Conseil Municipal du 18 septembre 2009 – Programme d’études pour l’implantation d’un établissement zoologique à Nice
Intervention de Patrick ALLEMAND – Programme d’études pour l’implantation d’un établissement zoologique à Nice
Délibération 30.1 : Lancement d’un programme d’études pour l’implantation d’un établissement zoologique sur le territoire de la ville de Nice
Patrick ALLEMAND
Monsieur le Maire, cette délibération qui a été rajoutée à l’ordre du jour, et nous en étions d’accord, pose une question plus fondamentale : comment peut-on en arriver là ? J’aurais pensé que c’était plus un dossier de Communauté urbaine qu’un simple dossier de Conseil municipal puisqu’il s’agit de Saint-Jean-Cap-Ferrat.

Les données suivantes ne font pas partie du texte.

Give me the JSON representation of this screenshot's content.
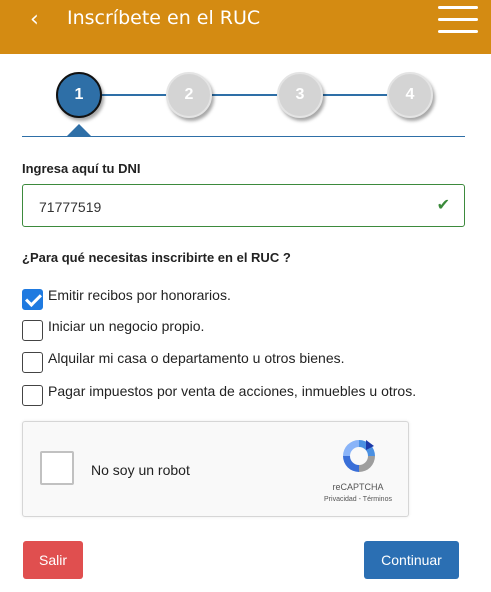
{
  "header": {
    "back_icon": "‹",
    "title": "Inscríbete en el RUC",
    "menu_icon": "hamburger-menu-icon"
  },
  "stepper": {
    "steps": [
      {
        "label": "1",
        "state": "active"
      },
      {
        "label": "2",
        "state": "inactive"
      },
      {
        "label": "3",
        "state": "inactive"
      },
      {
        "label": "4",
        "state": "inactive"
      }
    ]
  },
  "dni": {
    "label": "Ingresa aquí tu DNI",
    "value": "71777519",
    "valid_icon": "✔"
  },
  "purpose": {
    "question": "¿Para qué necesitas inscribirte en el RUC ?",
    "options": [
      {
        "label": "Emitir recibos por honorarios.",
        "checked": true
      },
      {
        "label": "Iniciar un negocio propio.",
        "checked": false
      },
      {
        "label": "Alquilar mi casa o departamento u otros bienes.",
        "checked": false
      },
      {
        "label": "Pagar impuestos por venta de acciones, inmuebles u otros.",
        "checked": false
      }
    ]
  },
  "captcha": {
    "label": "No soy un robot",
    "brand": "reCAPTCHA",
    "links": "Privacidad - Términos"
  },
  "actions": {
    "exit_label": "Salir",
    "continue_label": "Continuar"
  },
  "colors": {
    "header_bg": "#d48b12",
    "primary": "#2e6fa7",
    "danger": "#e04f4f",
    "success": "#3a8a3a"
  }
}
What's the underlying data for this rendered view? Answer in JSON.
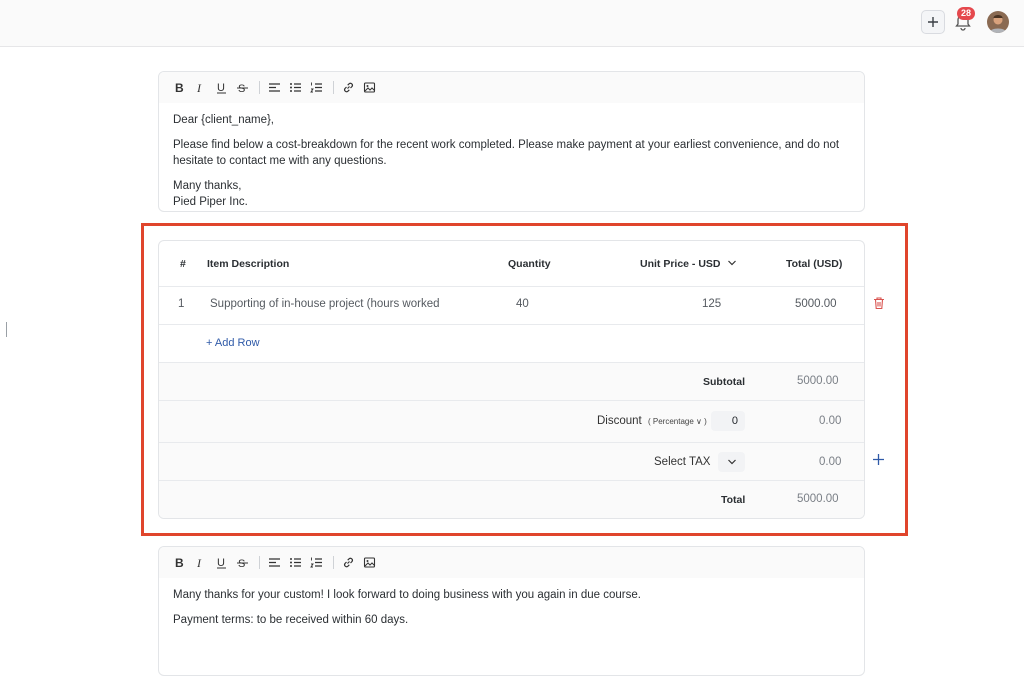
{
  "header": {
    "notification_count": "28",
    "icons": [
      "plus-icon",
      "bell-icon",
      "avatar"
    ],
    "badge_color": "#e5484d"
  },
  "intro_editor": {
    "toolbar": [
      "bold",
      "italic",
      "underline",
      "strikethrough",
      "align-left",
      "bulleted-list",
      "numbered-list",
      "link",
      "image"
    ],
    "lines": {
      "greeting": "Dear {client_name},",
      "body": "Please find below a cost-breakdown for the recent work completed. Please make payment at your earliest convenience, and do not hesitate to contact me with any questions.",
      "signoff": "Many thanks,",
      "company": "Pied Piper Inc."
    }
  },
  "items_table": {
    "highlight_color": "#e0452c",
    "headers": {
      "number": "#",
      "description": "Item Description",
      "quantity": "Quantity",
      "unit_price": "Unit Price - USD",
      "total": "Total  (USD)"
    },
    "rows": [
      {
        "number": "1",
        "description": "Supporting of in-house project (hours worked",
        "quantity": "40",
        "unit_price": "125",
        "total": "5000.00"
      }
    ],
    "add_row_label": "+ Add Row",
    "subtotal_label": "Subtotal",
    "subtotal_value": "5000.00",
    "discount_label": "Discount",
    "discount_type": "( Percentage ∨ )",
    "discount_input": "0",
    "discount_value": "0.00",
    "tax_label": "Select TAX",
    "tax_value": "0.00",
    "total_label": "Total",
    "total_value": "5000.00",
    "accent_color": "#2f5aa8"
  },
  "outro_editor": {
    "lines": {
      "thanks": "Many thanks for your custom! I look forward to doing business with you again in due course.",
      "terms": "Payment terms: to be received within 60 days."
    }
  }
}
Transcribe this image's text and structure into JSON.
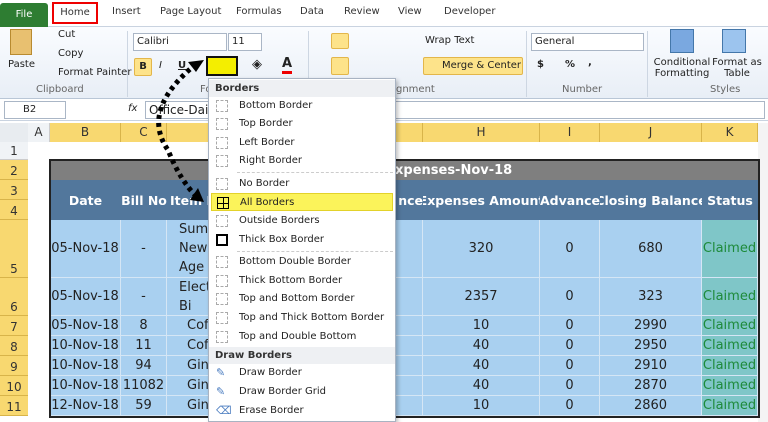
{
  "tabs": [
    "File",
    "Home",
    "Insert",
    "Page Layout",
    "Formulas",
    "Data",
    "Review",
    "View",
    "Developer"
  ],
  "ribbon": {
    "paste": "Paste",
    "cut": "Cut",
    "copy": "Copy",
    "format_painter": "Format Painter",
    "clipboard": "Clipboard",
    "font_name": "Calibri",
    "font_size": "11",
    "bold": "B",
    "italic": "I",
    "underline": "U",
    "font_group": "Fo",
    "wrap_text": "Wrap Text",
    "merge_center": "Merge & Center",
    "alignment": "gnment",
    "number_format": "General",
    "currency": "$",
    "percent": "%",
    "comma": ",",
    "number": "Number",
    "conditional_formatting": "Conditional Formatting",
    "format_as_table": "Format as Table",
    "styles": "Styles"
  },
  "formula_bar": {
    "name_box": "B2",
    "fx": "fx",
    "value": "Office-Dail"
  },
  "columns": [
    "A",
    "B",
    "C",
    "D",
    "H",
    "I",
    "J",
    "K"
  ],
  "rows": [
    "1",
    "2",
    "3",
    "4",
    "5",
    "6",
    "7",
    "8",
    "9",
    "10",
    "11"
  ],
  "sheet": {
    "title": "xpenses-Nov-18",
    "headers": {
      "date": "Date",
      "bill": "Bill No",
      "item": "Item N",
      "bal": "nce",
      "exp": "Expenses Amount",
      "adv": "Advance",
      "close": "Closing Balance",
      "status": "Status"
    },
    "data": [
      {
        "date": "05-Nov-18",
        "bill": "-",
        "item": [
          "Sumu",
          "News",
          "Age"
        ],
        "exp": "320",
        "adv": "0",
        "close": "680",
        "status": "Claimed"
      },
      {
        "date": "05-Nov-18",
        "bill": "-",
        "item": [
          "Elect",
          "Bi"
        ],
        "exp": "2357",
        "adv": "0",
        "close": "323",
        "status": "Claimed"
      },
      {
        "date": "05-Nov-18",
        "bill": "8",
        "item": [
          "Cof"
        ],
        "exp": "10",
        "adv": "0",
        "close": "2990",
        "status": "Claimed"
      },
      {
        "date": "10-Nov-18",
        "bill": "11",
        "item": [
          "Cof"
        ],
        "exp": "40",
        "adv": "0",
        "close": "2950",
        "status": "Claimed"
      },
      {
        "date": "10-Nov-18",
        "bill": "94",
        "item": [
          "Ginge"
        ],
        "exp": "40",
        "adv": "0",
        "close": "2910",
        "status": "Claimed"
      },
      {
        "date": "10-Nov-18",
        "bill": "11082",
        "item": [
          "Ginge"
        ],
        "exp": "40",
        "adv": "0",
        "close": "2870",
        "status": "Claimed"
      },
      {
        "date": "12-Nov-18",
        "bill": "59",
        "item": [
          "Ginge"
        ],
        "exp": "10",
        "adv": "0",
        "close": "2860",
        "status": "Claimed"
      }
    ]
  },
  "menu": {
    "header": "Borders",
    "items": [
      "Bottom Border",
      "Top Border",
      "Left Border",
      "Right Border",
      "No Border",
      "All Borders",
      "Outside Borders",
      "Thick Box Border",
      "Bottom Double Border",
      "Thick Bottom Border",
      "Top and Bottom Border",
      "Top and Thick Bottom Border",
      "Top and Double Bottom Border"
    ],
    "draw_header": "Draw Borders",
    "draw_items": [
      "Draw Border",
      "Draw Border Grid",
      "Erase Border"
    ],
    "selected": "All Borders"
  },
  "colors": {
    "header_blue": "#52779c",
    "cell_blue": "#a9d0f0",
    "status_teal": "#7fc6c8",
    "highlight": "#fbf35a",
    "title_gray": "#7f7f7f"
  }
}
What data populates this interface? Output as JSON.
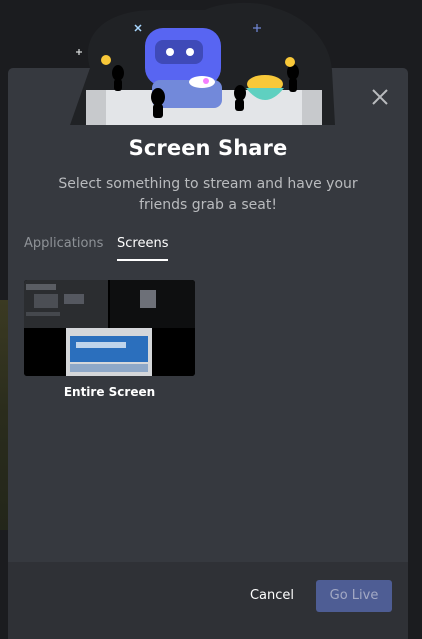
{
  "dialog": {
    "title": "Screen Share",
    "subtitle": "Select something to stream and have your friends grab a seat!"
  },
  "tabs": [
    {
      "label": "Applications",
      "active": false
    },
    {
      "label": "Screens",
      "active": true
    }
  ],
  "sources": [
    {
      "label": "Entire Screen"
    }
  ],
  "footer": {
    "cancel_label": "Cancel",
    "go_live_label": "Go Live"
  },
  "icons": {
    "close": "close-icon"
  },
  "colors": {
    "modal_bg": "#36393f",
    "footer_bg": "#2f3136",
    "go_live_bg": "#4e5d94",
    "hero_bg": "#202225"
  }
}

Plusieurs éléments m’interrogent dans ce dossier :
Le premier est l’identité de l’ancien propriétaire, Veolia ; comment a-t-on pu laisser partir un tel terrain au privé avec toutes les conséquences que cela entraîne aujourd’hui, alors que l’ancien propriétaire était Veolia ? Il est impensable que cela ait pu se faire sans que certains en très haute responsabilité n’aient été informés de cette transaction.
Christian ESTROSI
Comme vous, par exemple, vous êtes le premier vice-président de la Région, vous pouviez très bien négocier.
Patrick ALLEMAND
Non, je n’ai pas été informé de cette opération.
Veolia est une entreprise qui travaille beaucoup avec les collectivités territoriales. Le prix de vente est, de l’avis général, sous-évalué puisque, si l’on en croit ce que dit le sénateur maire de Saint-Jean-Cap-Ferrat, le prix de vente au mètre carré là-bas se négocie autour de 4 000 euros, ce qui veut dire que ce terrain a été vendu très peu cher. A ce prix-là, nous aurions peut-être pu nous débrouiller pour aider la commune.
Christian ESTROSI
Nous « débrouiller » ? Vous employez le mot débrouille, vous vous rendez compte ?
Patrick ALLEMAND
Monsieur le Maire, ne vous amusez pas à cela, l’on fait dire aux mots ce que l’on veut.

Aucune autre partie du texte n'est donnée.